Nels Carlson, who owns Carlson’s Fishery in Leland, doesn’t doubt that the entire issue comes down to money. Michigan’s sport fishing industry is bigger business than commercial fishing.
The DNR website states there are “around 50 state issued commercial fishing licenses” in Michigan right now, “only a portion” of which harvest fish each year. By Carlson’s count, that “portion” of currently operating fishing licenses is 11.
“Between Indiana and Leelanau Peninsula, there's two people fishing,” Carlson says. “And yet, [the DNR] continue to impose more laws to stop us from doing that. [The industry] has just continued to decline over the years because of the laws and the regulations that we have to deal with.”
The result, Carlson says, is that the commercial fishing industry is seen as providing minimal economic value to the state of Michigan — especially compared to the sport fishing industry. In turn, he claims that the sport fishing industry has more money to lobby for friendly laws and regulations.
“It’s a huge lobby and they have a ton of money,” Carlson says. “It includes the likes of Cabela's and Bass Pro Shops. The lobby paid for a study of how much each fish is worth for the state. And they include the gas they buy, and the hotel rooms, and the boats they buy, and the licenses, and the rods, and the navigation equipment. They include all that in the money that people spend to sport fish. And we subsequently couldn't come up with the money for a study like that, and so the state said, ‘All right, well, you harvested five million pounds of fish; it's $2 a pound so [commercial fishing] is worth $10 million.’ That’s data that they give to the decision makers, and it’s very, very skewed.”

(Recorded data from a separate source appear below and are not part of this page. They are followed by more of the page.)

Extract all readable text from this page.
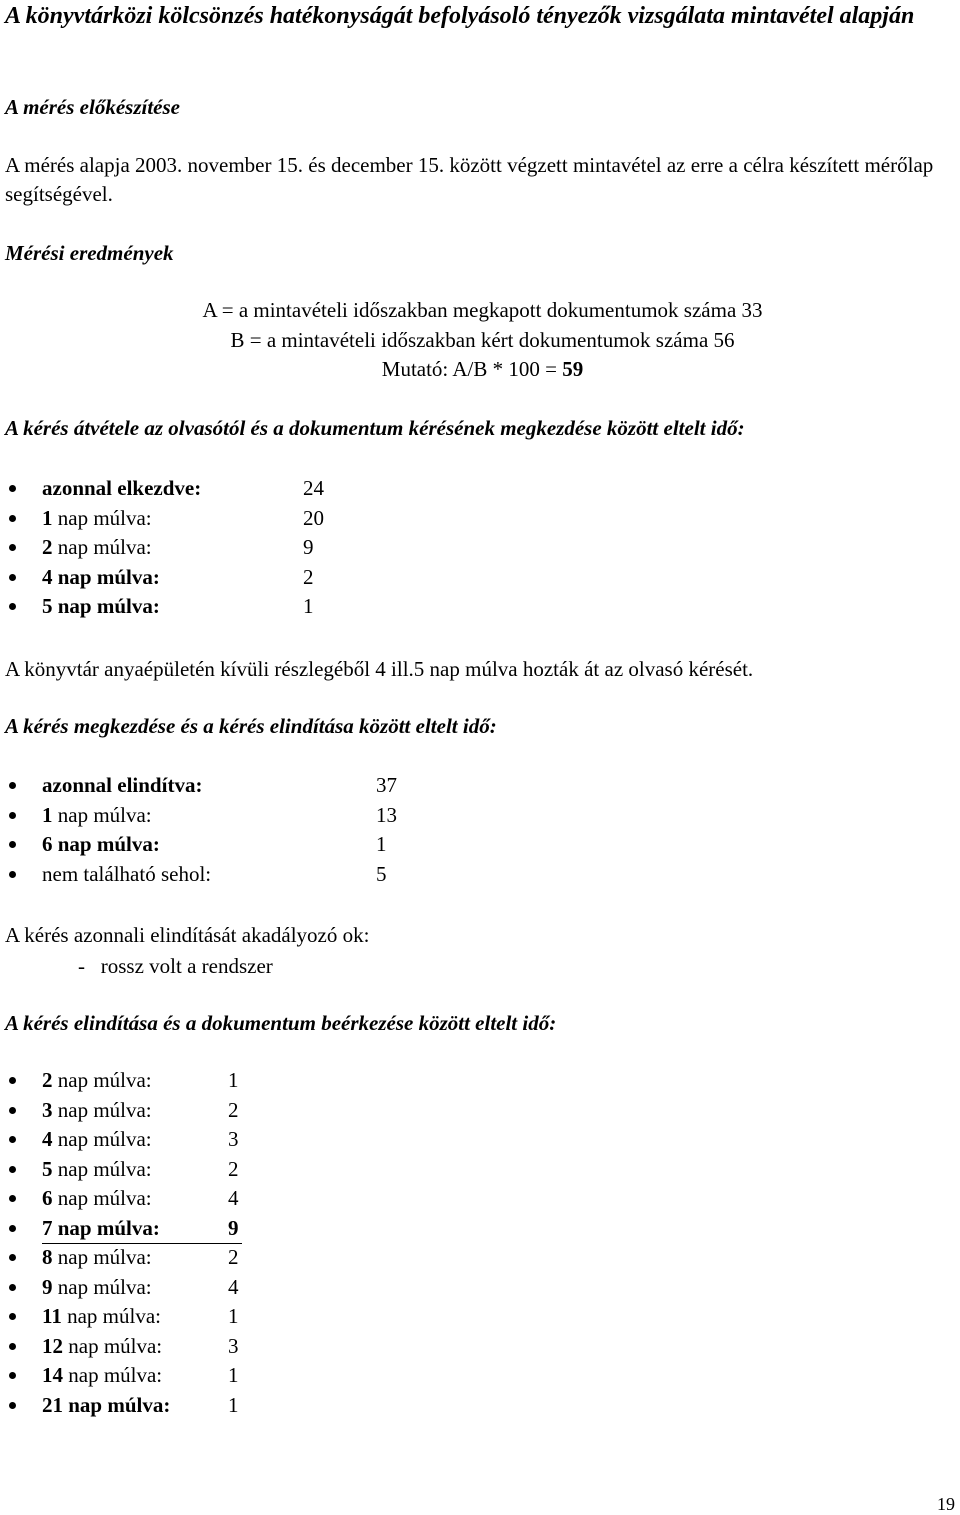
A könyvtárközi kölcsönzés hatékonyságát befolyásoló tényezők vizsgálata mintavétel alapján
A mérés előkészítése

A mérés alapja 2003. november 15. és december 15. között végzett mintavétel az erre a célra készített mérőlap segítségével.

Mérési eredmények

A = a mintavételi időszakban megkapott dokumentumok száma 33

B = a mintavételi időszakban kért dokumentumok száma 56

Mutató: A/B * 100 = 59

A kérés átvétele az olvasótól és a dokumentum kérésének megkezdése között eltelt idő:
azonnal elkezdve:	24
1 nap múlva:	20
2 nap múlva:	9
4 nap múlva:	2
5 nap múlva:	1

A könyvtár anyaépületén kívüli részlegéből 4 ill.5 nap múlva hozták át az olvasó kérését.

A kérés megkezdése és a kérés elindítása között eltelt idő:
azonnal elindítva:	37
1 nap múlva:	13
6 nap múlva:	1
nem található sehol:	5

A kérés azonnali elindítását akadályozó ok:

-   rossz volt a rendszer

A kérés elindítása és a dokumentum beérkezése között eltelt idő:
2 nap múlva:	1
3 nap múlva:	2
4 nap múlva:	3
5 nap múlva:	2
6 nap múlva:	4
7 nap múlva:	9
8 nap múlva:	2
9 nap múlva:	4
11 nap múlva:	1
12 nap múlva:	3
14 nap múlva:	1
21 nap múlva:	1
19
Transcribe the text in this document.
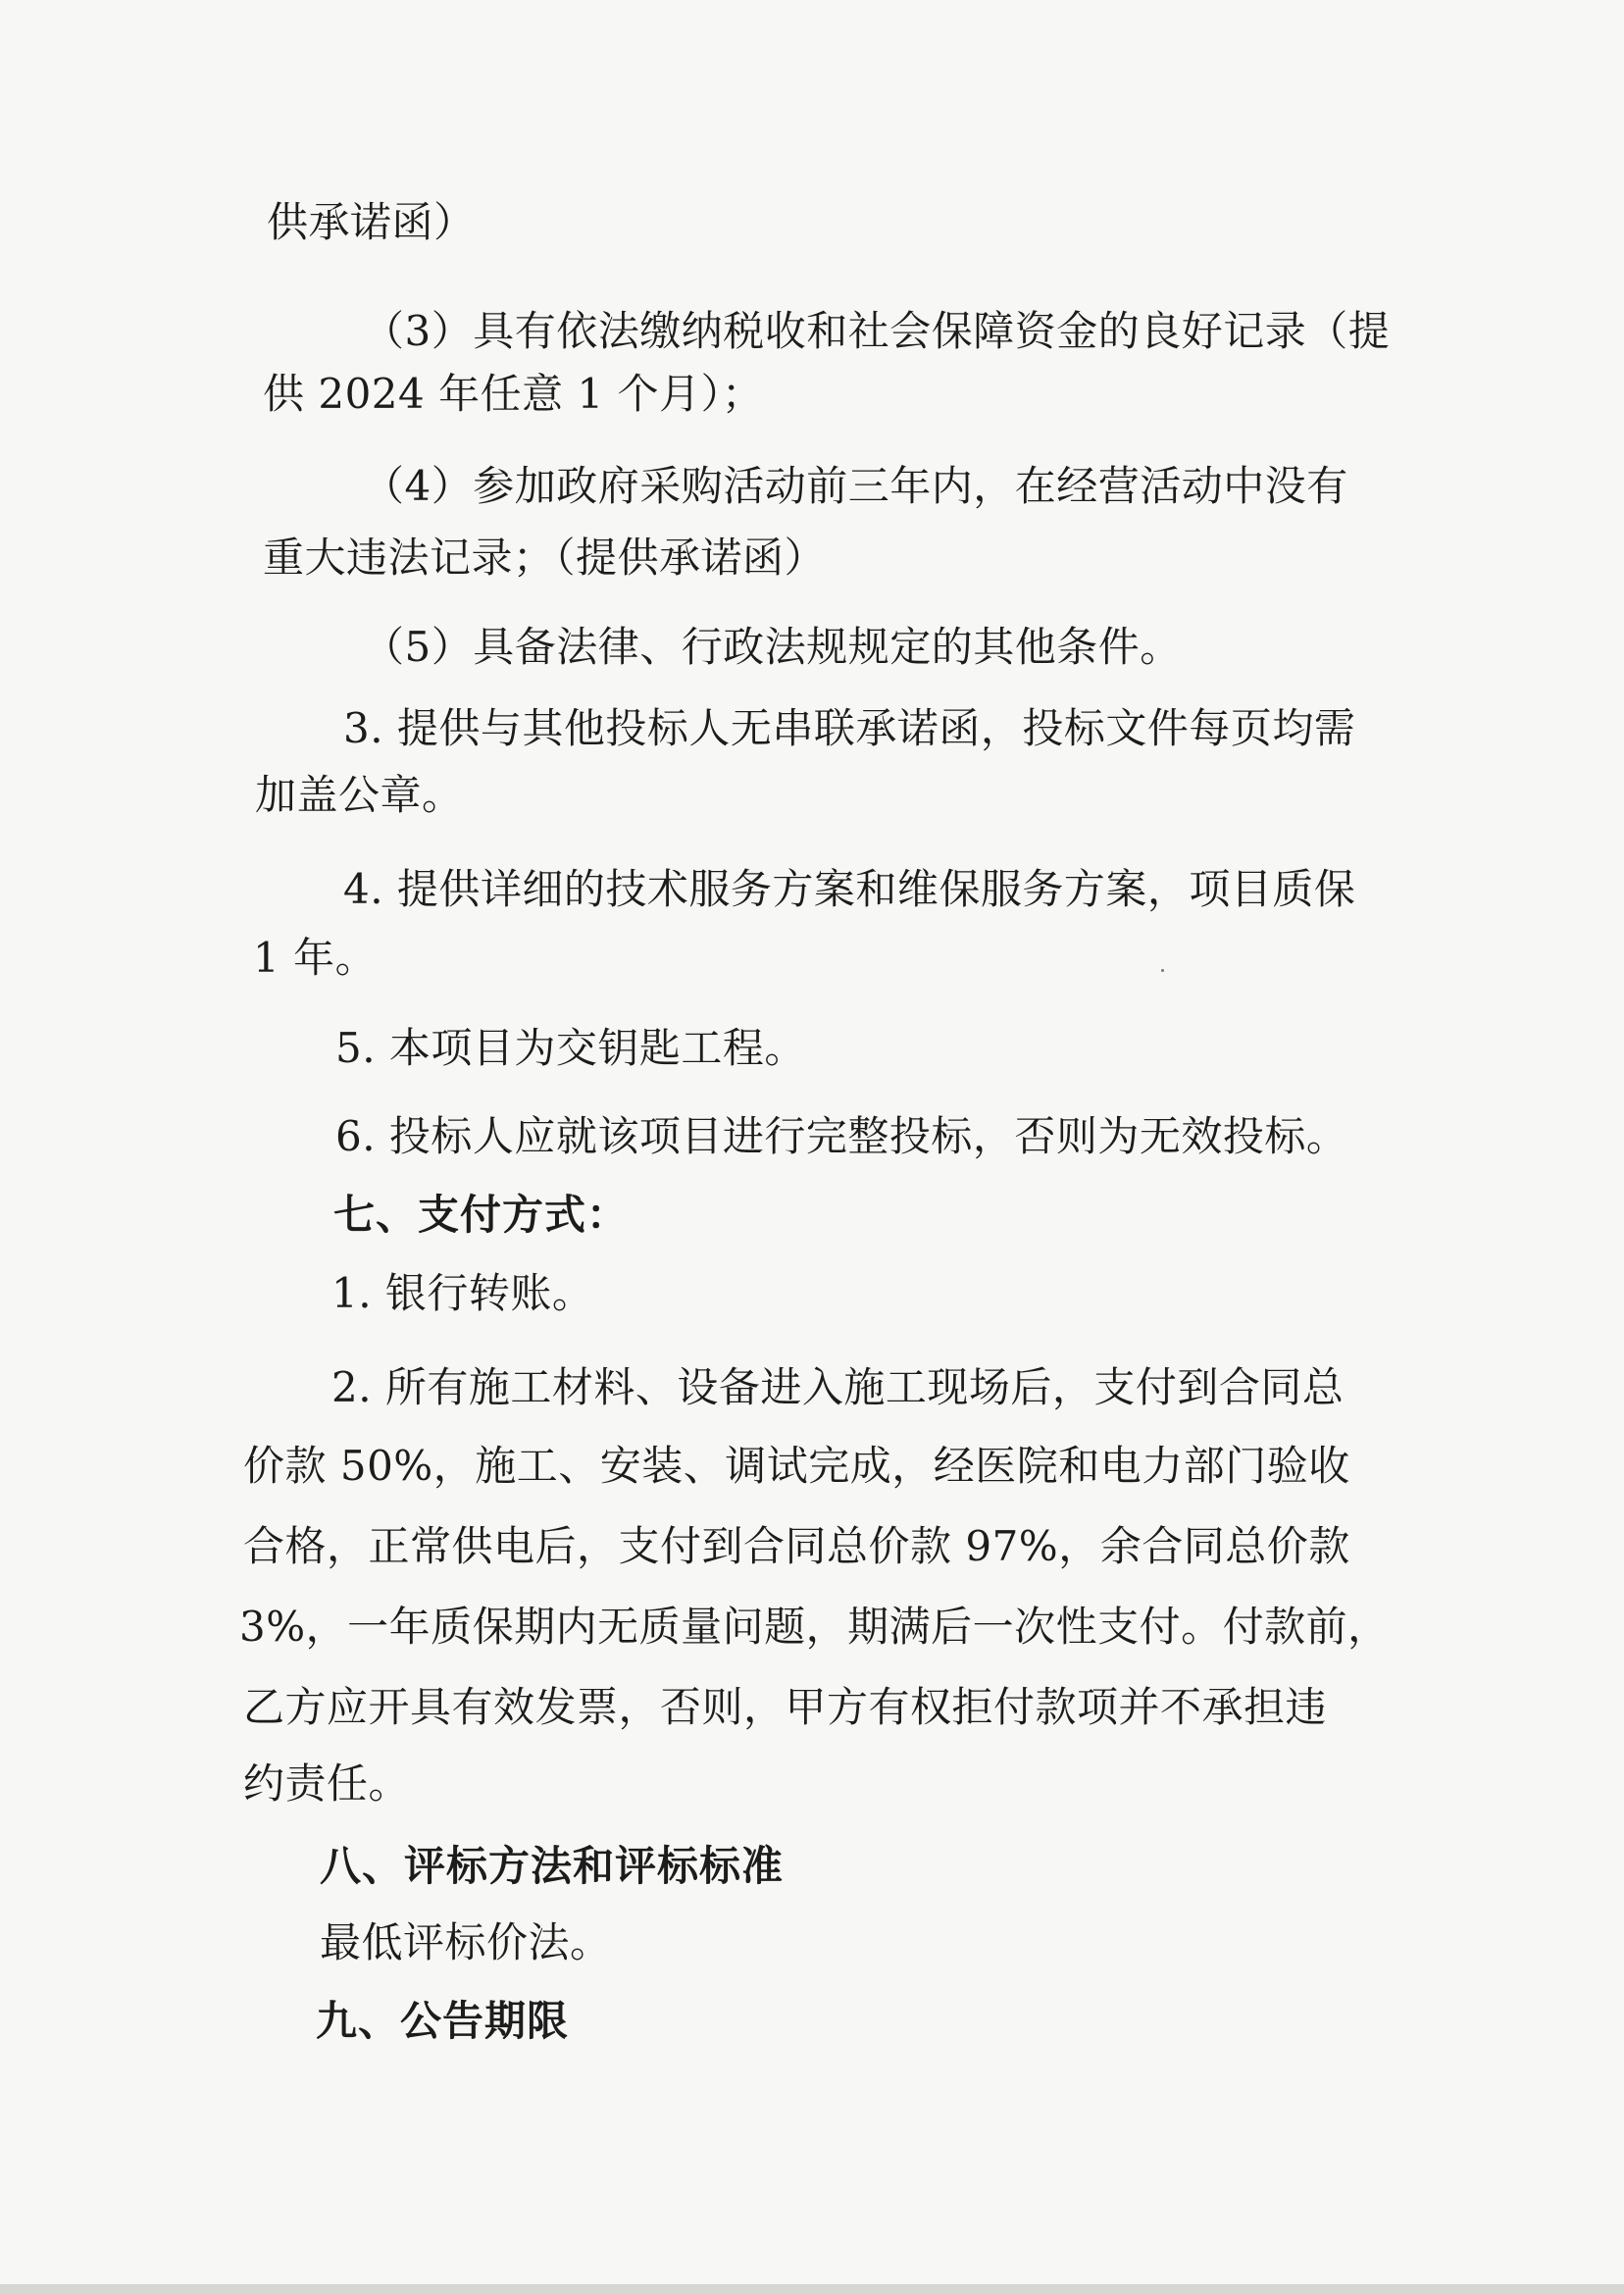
供承诺函）
（3）具有依法缴纳税收和社会保障资金的良好记录（提
供 2024 年任意 1 个月）；
（4）参加政府采购活动前三年内，在经营活动中没有
重大违法记录；（提供承诺函）
（5）具备法律、行政法规规定的其他条件。
3. 提供与其他投标人无串联承诺函，投标文件每页均需
加盖公章。
4. 提供详细的技术服务方案和维保服务方案，项目质保
1 年。
5. 本项目为交钥匙工程。
6. 投标人应就该项目进行完整投标，否则为无效投标。
七、支付方式：
1. 银行转账。
2. 所有施工材料、设备进入施工现场后，支付到合同总
价款 50%，施工、安装、调试完成，经医院和电力部门验收
合格，正常供电后，支付到合同总价款 97%，余合同总价款
3%，一年质保期内无质量问题，期满后一次性支付。付款前，
乙方应开具有效发票，否则，甲方有权拒付款项并不承担违
约责任。
八、评标方法和评标标准
最低评标价法。
九、公告期限
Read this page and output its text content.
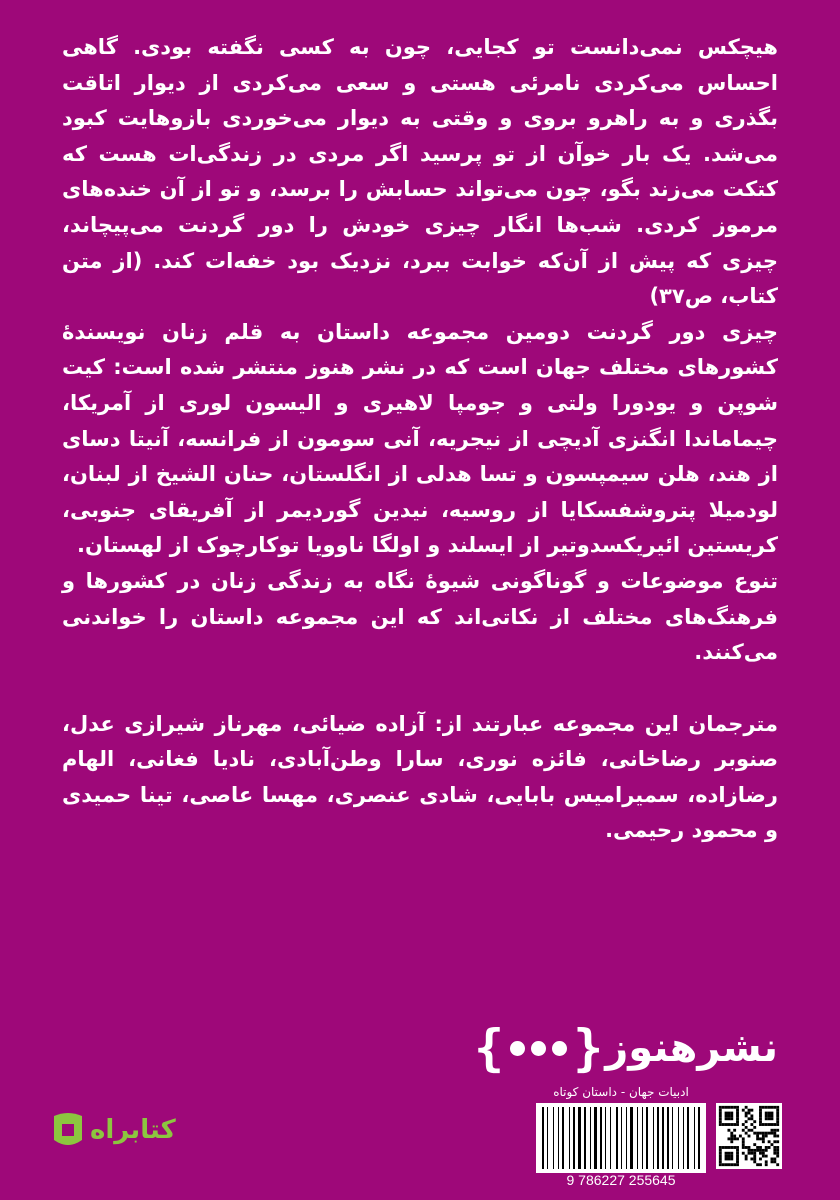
هیچکس نمی‌دانست تو کجایی، چون به کسی نگفته بودی. گاهی احساس می‌کردی نامرئی هستی و سعی می‌کردی از دیوار اتاقت بگذری و به راهرو بروی و وقتی به دیوار می‌خوردی بازوهایت کبود می‌شد. یک بار خوآن از تو پرسید اگر مردی در زندگی‌ات هست که کتکت می‌زند بگو، چون می‌تواند حسابش را برسد، و تو از آن خنده‌های مرموز کردی. شب‌ها انگار چیزی خودش را دور گردنت می‌پیچاند، چیزی که پیش از آن‌که خوابت ببرد، نزدیک بود خفه‌ات کند. (از متن کتاب، ص۳۷)

چیزی دور گردنت دومین مجموعه داستان به قلم زنان نویسندهٔ کشورهای مختلف جهان است که در نشر هنوز منتشر شده است: کیت شوپن و یودورا ولتی و جومپا لاهیری و الیسون لوری از آمریکا، چیماماندا انگنزی آدیچی از نیجریه، آنی سومون از فرانسه، آنیتا دسای از هند، هلن سیمپسون و تسا هدلی از انگلستان، حنان الشیخ از لبنان، لودمیلا پتروشفسکایا از روسیه، نیدین گوردیمر از آفریقای جنوبی، کریستین ائیریکسدوتیر از ایسلند و اولگا ناوویا توکارچوک از لهستان.

تنوع موضوعات و گوناگونی شیوهٔ نگاه به زندگی زنان در کشورها و فرهنگ‌های مختلف از نکاتی‌اند که این مجموعه داستان را خواندنی می‌کنند.

مترجمان این مجموعه عبارتند از: آزاده ضیائی، مهرناز شیرازی عدل، صنوبر رضاخانی، فائزه نوری، سارا وطن‌آبادی، نادیا فغانی، الهام رضازاده، سمیرامیس بابایی، شادی عنصری، مهسا عاصی، تینا حمیدی و محمود رحیمی.

نشرهنوز
{
}
ادبیات جهان - داستان کوتاه
9 786227 255645
کتابراه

Carlson’s Fishery no longer holds a fishing license, having sold it when the Carlson family sold Fishtown to Fishtown Preservation in 2004. However, the fishery continues to operate as a processor and distributor, buying fish from commercial fishers and selling it locally and through wholesale channels. Carlson says the DNR – by limiting commercial fishing to whitefish or by maintaining restrictions with water depths or allowable fishing months – could make it impossible for fisheries like his to continue operating, in turn making it harder for consumers to find fresh-caught Great Lakes fish.
When asked if less regulated commercial fishing might wipe out Michigan fish populations, Carlson says that his industry isn’t asking for much.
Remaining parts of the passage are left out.